Is this guy for real? Uptight son of a—

"Sure, Dr. Grissom," I said as I forced a smile. "What needs to be changed?"

"Well the spiders you have living in that web don't create spiral webs like that. They prefer to construct…"

I learned my lesson from last year, trust me. I had the appropriate arachnids in their appropriate cobweb establishments. In fact, I'd place a bet on my spooky cobweb delight being the most accurate in all of Nevada. Of course, it helps to have an obsessive compulsive entomologist in the same building. Speaking of Dr. Bug (that's what I like to call him when no one else is around); he's been in a great mood as of late. I wonder if he's finally gotten lai---

"Las Vegas Crime Lab, how may I direct your call? …No, this is the Crime Lab. _Crime Lab_. Sir, can you hear me? Sir? This is the Las Vegas Crime Lab… _Criiiiiiiime Laaaaaaaab_. Lime cab? Is this a prank call? Hello? …Sir, hello?"

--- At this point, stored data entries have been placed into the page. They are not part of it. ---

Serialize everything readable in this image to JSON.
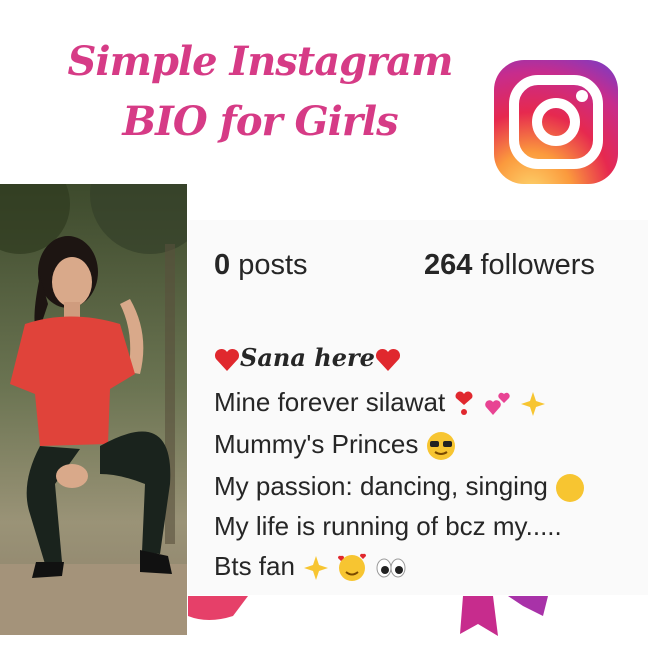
{
  "header": {
    "title_line1": "Simple Instagram",
    "title_line2": "BIO for Girls"
  },
  "logo": {
    "icon": "instagram-logo-icon"
  },
  "profile": {
    "posts_count": "0",
    "posts_label": " posts",
    "followers_count": "264",
    "followers_label": " followers"
  },
  "bio": {
    "name": "Sana here",
    "line1": "Mine forever silawat",
    "line2": " Mummy's Princes",
    "line3": "My passion: dancing, singing",
    "line4": "My life is running of bcz my.....",
    "line5": "Bts fan"
  },
  "colors": {
    "title_pink": "#d63b86",
    "text_dark": "#262626",
    "heart_red": "#e0282e"
  }
}
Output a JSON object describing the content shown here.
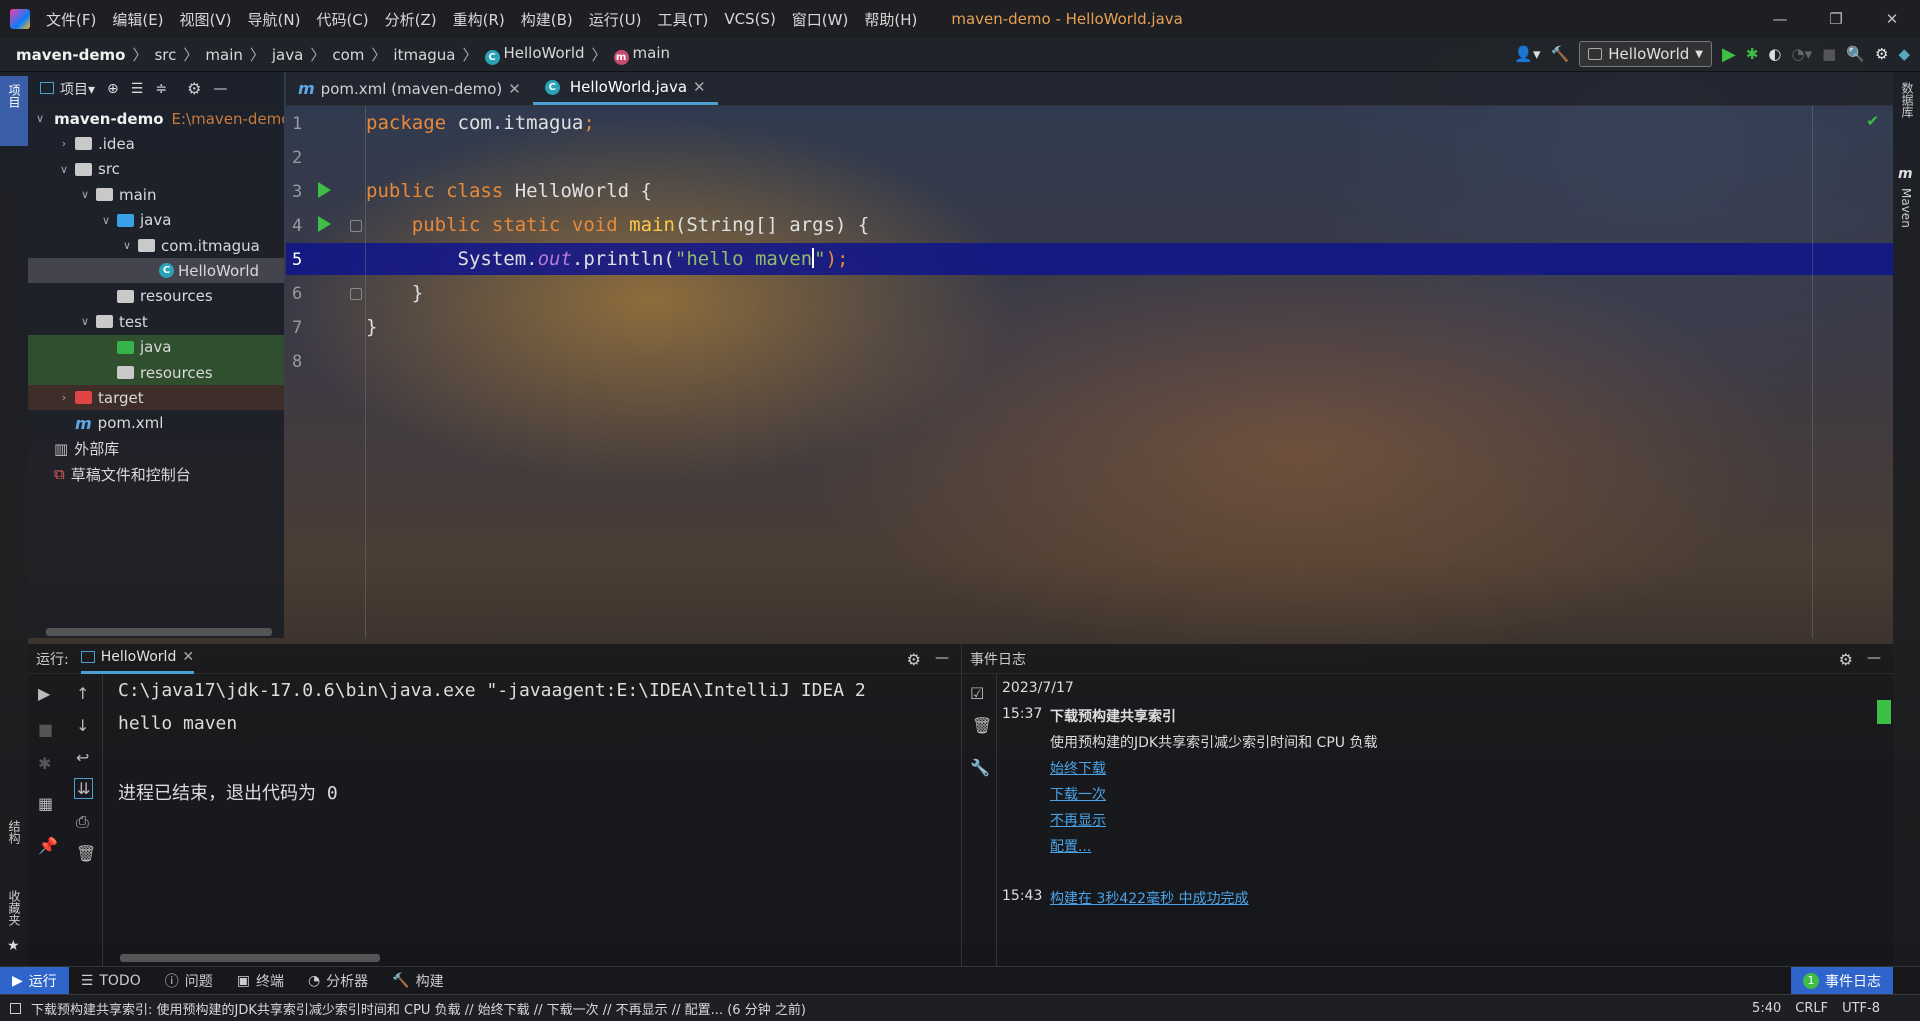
{
  "menu": {
    "items": [
      "文件(F)",
      "编辑(E)",
      "视图(V)",
      "导航(N)",
      "代码(C)",
      "分析(Z)",
      "重构(R)",
      "构建(B)",
      "运行(U)",
      "工具(T)",
      "VCS(S)",
      "窗口(W)",
      "帮助(H)"
    ],
    "window_title": "maven-demo - HelloWorld.java"
  },
  "breadcrumb": {
    "project": "maven-demo",
    "parts": [
      "src",
      "main",
      "java",
      "com",
      "itmagua"
    ],
    "class": "HelloWorld",
    "method": "main"
  },
  "toolbar": {
    "run_config": "HelloWorld"
  },
  "side_tabs": {
    "left_top": "项目",
    "left_bottom_1": "结构",
    "left_bottom_2": "收藏夹",
    "right_1": "数据库",
    "right_2": "Maven"
  },
  "project_panel": {
    "title": "项目",
    "tree": [
      {
        "label": "maven-demo",
        "path": "E:\\maven-demo",
        "level": 0,
        "expanded": true,
        "kind": "module"
      },
      {
        "label": ".idea",
        "level": 1,
        "expanded": false,
        "kind": "folder"
      },
      {
        "label": "src",
        "level": 1,
        "expanded": true,
        "kind": "folder"
      },
      {
        "label": "main",
        "level": 2,
        "expanded": true,
        "kind": "folder"
      },
      {
        "label": "java",
        "level": 3,
        "expanded": true,
        "kind": "source"
      },
      {
        "label": "com.itmagua",
        "level": 4,
        "expanded": true,
        "kind": "package"
      },
      {
        "label": "HelloWorld",
        "level": 5,
        "kind": "class",
        "selected": true
      },
      {
        "label": "resources",
        "level": 3,
        "kind": "resources"
      },
      {
        "label": "test",
        "level": 2,
        "expanded": true,
        "kind": "folder"
      },
      {
        "label": "java",
        "level": 3,
        "kind": "test-source"
      },
      {
        "label": "resources",
        "level": 3,
        "kind": "test-resources"
      },
      {
        "label": "target",
        "level": 1,
        "expanded": false,
        "kind": "excluded"
      },
      {
        "label": "pom.xml",
        "level": 1,
        "kind": "maven"
      },
      {
        "label": "外部库",
        "level": 0,
        "kind": "library"
      },
      {
        "label": "草稿文件和控制台",
        "level": 0,
        "kind": "scratch"
      }
    ]
  },
  "editor": {
    "tabs": [
      {
        "label": "pom.xml (maven-demo)",
        "icon": "maven-icon",
        "active": false
      },
      {
        "label": "HelloWorld.java",
        "icon": "class-icon",
        "active": true
      }
    ],
    "line_numbers": [
      "1",
      "2",
      "3",
      "4",
      "5",
      "6",
      "7",
      "8"
    ],
    "current_line": 5
  },
  "run_panel": {
    "label": "运行:",
    "tab": "HelloWorld",
    "console": [
      "C:\\java17\\jdk-17.0.6\\bin\\java.exe \"-javaagent:E:\\IDEA\\IntelliJ IDEA 2",
      "hello maven",
      "",
      "进程已结束，退出代码为 0"
    ]
  },
  "event_log": {
    "title": "事件日志",
    "date": "2023/7/17",
    "time1": "15:37",
    "headline": "下载预构建共享索引",
    "message": "使用预构建的JDK共享索引减少索引时间和 CPU 负载",
    "links": [
      "始终下载",
      "下载一次",
      "不再显示",
      "配置..."
    ],
    "time2": "15:43",
    "build_msg": "构建在 3秒422毫秒 中成功完成"
  },
  "bottom_tabs": [
    "运行",
    "TODO",
    "问题",
    "终端",
    "分析器",
    "构建"
  ],
  "event_log_button": {
    "badge": "1",
    "label": "事件日志"
  },
  "status": {
    "message": "下载预构建共享索引: 使用预构建的JDK共享索引减少索引时间和 CPU 负载 // 始终下载 // 下载一次 // 不再显示 // 配置... (6 分钟 之前)",
    "position": "5:40",
    "line_sep": "CRLF",
    "encoding": "UTF-8"
  },
  "colors": {
    "accent": "#2f65ca",
    "run_green": "#3dbf45",
    "current_line": "#0f148c"
  }
}
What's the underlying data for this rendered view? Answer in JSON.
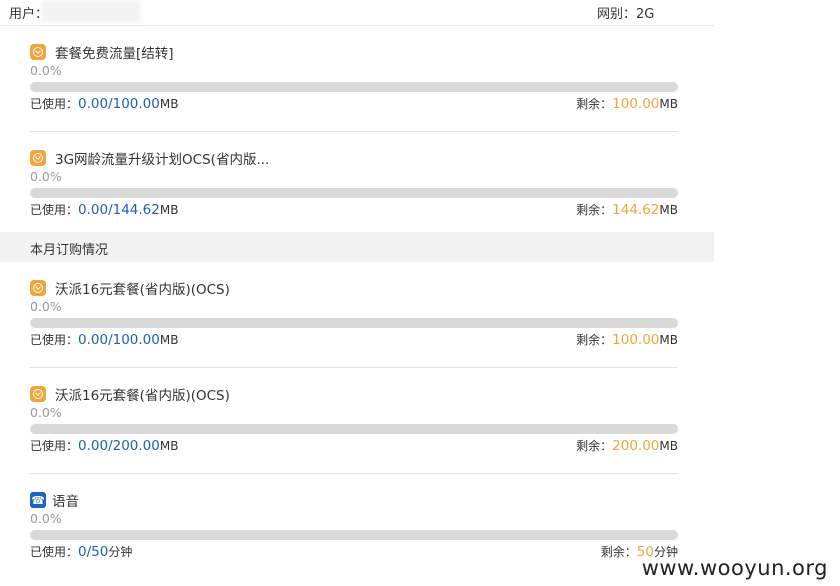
{
  "header": {
    "user_label": "用户：",
    "network_label": "网别：2G"
  },
  "section_title": "本月订购情况",
  "items": [
    {
      "title": "套餐免费流量[结转]",
      "percent_text": "0.0%",
      "progress": 0.0,
      "used_label": "已使用：",
      "used_value": "0.00/100.00",
      "used_unit": "MB",
      "remain_label": "剩余：",
      "remain_value": "100.00",
      "remain_unit": "MB"
    },
    {
      "title": "3G网龄流量升级计划OCS(省内版...",
      "percent_text": "0.0%",
      "progress": 0.0,
      "used_label": "已使用：",
      "used_value": "0.00/144.62",
      "used_unit": "MB",
      "remain_label": "剩余：",
      "remain_value": "144.62",
      "remain_unit": "MB"
    },
    {
      "title": "沃派16元套餐(省内版)(OCS)",
      "percent_text": "0.0%",
      "progress": 0.0,
      "used_label": "已使用：",
      "used_value": "0.00/100.00",
      "used_unit": "MB",
      "remain_label": "剩余：",
      "remain_value": "100.00",
      "remain_unit": "MB"
    },
    {
      "title": "沃派16元套餐(省内版)(OCS)",
      "percent_text": "0.0%",
      "progress": 0.0,
      "used_label": "已使用：",
      "used_value": "0.00/200.00",
      "used_unit": "MB",
      "remain_label": "剩余：",
      "remain_value": "200.00",
      "remain_unit": "MB"
    },
    {
      "title": "语音",
      "percent_text": "0.0%",
      "progress": 0.0,
      "used_label": "已使用：",
      "used_value": "0/50",
      "used_unit": "分钟",
      "remain_label": "剩余：",
      "remain_value": "50",
      "remain_unit": "分钟"
    }
  ],
  "icons": {
    "data_plan": "data-plan-icon",
    "voice": "phone-icon"
  },
  "colors": {
    "accent_orange": "#f2a53a",
    "used_blue": "#1e5fb0",
    "bar_gray": "#d9d9d9"
  },
  "watermark": "www.wooyun.org"
}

No one has touched the cookies I baked. They're little sugar cookies with orange and black frosting. I even added little black M&Ms for the eyes. Well, at least they're not lonely. Dr. Robbins baked some ghoulish snicker doodles… I don't know if people are scared of them or if people are _scared_ of them, but they've gone untouched too. To be honest, I don't think I'd eat anything he made. Don't get me wrong, Dr. Robbins is a sweetie-pie, but his culinary skills… well that and he works in a _morgue_. I just don't think he should be cooking for the living, that's all.

"Greg, put the bag down! I'm serious, man, give it back!"

"No way, dude, she gave them to _me_. See? It says 'To Greg: Happy Halloween! Love, Sara' – no 'Nick,' no 'Warrick,' just me."

"C'mon man, you _know_ those are my favorite. Look, I'll trade you. Next three decomps are mine for that bag of candy."

They both stopped in front of my desk and looked as if they were going to deal.

"Oh wow… three? Just for this candy? Hmm… must be some _good_ candy, huh? Lemme think about it."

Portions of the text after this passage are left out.